Apres avoir passe la nuit (glaciale) a Pichebon, je reprends la route en direction de Salambur, la prochaine etape. J'y suis apres 5 difficiles heures et c'est la que je tombe sur Yakya et Farzad,

deux trekkeurs Iranniens. Ces derniers me deconseillent vivement de poursuivre seul et me proposent de les accompagnier. J'accepte avant de me rendre compte que le prochain village se trouve a 4 heures de marche (forcee) et que je suis totalement rince. Leur rythme est effarant : ils marchent a la meme vitesse qu'un Parisien cherchant a choper le dernier RER. Bien sur, le sentier se trouve a flan de falaise et il n'est pas conseille de faire un mauvais pas. Je pense que je vais mourir et eux, ils hurlent des chansons en Farsi. Je ne comprends evidemment pas les paroles mais je peux deviner la teneur des propos...

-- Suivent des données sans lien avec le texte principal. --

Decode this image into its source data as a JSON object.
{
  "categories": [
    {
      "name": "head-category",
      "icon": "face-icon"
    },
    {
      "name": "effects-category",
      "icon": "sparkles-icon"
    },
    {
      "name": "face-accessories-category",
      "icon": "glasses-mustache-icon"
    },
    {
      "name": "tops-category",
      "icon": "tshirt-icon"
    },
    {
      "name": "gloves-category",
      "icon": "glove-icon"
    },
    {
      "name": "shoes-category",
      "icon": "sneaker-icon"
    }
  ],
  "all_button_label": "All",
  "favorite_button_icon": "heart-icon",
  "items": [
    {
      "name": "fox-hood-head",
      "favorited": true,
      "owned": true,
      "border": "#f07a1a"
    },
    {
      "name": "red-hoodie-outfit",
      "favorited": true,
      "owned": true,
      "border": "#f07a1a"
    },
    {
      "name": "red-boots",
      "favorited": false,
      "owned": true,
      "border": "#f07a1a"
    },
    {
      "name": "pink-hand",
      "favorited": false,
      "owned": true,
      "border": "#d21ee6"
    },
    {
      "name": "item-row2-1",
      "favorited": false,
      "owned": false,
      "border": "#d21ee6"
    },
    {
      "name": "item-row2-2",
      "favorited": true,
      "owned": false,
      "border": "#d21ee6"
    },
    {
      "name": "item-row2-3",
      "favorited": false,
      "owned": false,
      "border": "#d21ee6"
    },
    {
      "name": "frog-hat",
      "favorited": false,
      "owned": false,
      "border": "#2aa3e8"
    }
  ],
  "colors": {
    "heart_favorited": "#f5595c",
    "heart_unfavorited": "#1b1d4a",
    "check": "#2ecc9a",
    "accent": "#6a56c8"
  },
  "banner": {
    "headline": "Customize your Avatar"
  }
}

C'est avec beaucoup de soulagement que j'apercois Sarn, notre destination.

Yakya et Farzad retournent a Tonekabon, leur ville d'origine. Ils me proposent de venir avec eux arguant qu'a partir de la, la marche est moins interessante. Je refuse, je veux encore marcher...
7 commentaires:
J'adore la bouille des gamins. Tu me donnes vraiment envie de faire un tour dans le pays. Tu écris tes articles en chemin ou tu es revenu à bon port ? J'imagine qu'il n'y a pas le net dans les villages, j'en conclu que tu t'amuses à faire monter la pression avec des "ils m'ont déconseillé, mais j'y vais quand meme" ou "je veux continuer à marcher". Typiquement le genre de phrases qu'on retrouve dans les carnets de voyage des explorateurs retrouvés à cotés de leurs os.
Ptin les mômes aurait pu faire parti du casting pour "Hostel"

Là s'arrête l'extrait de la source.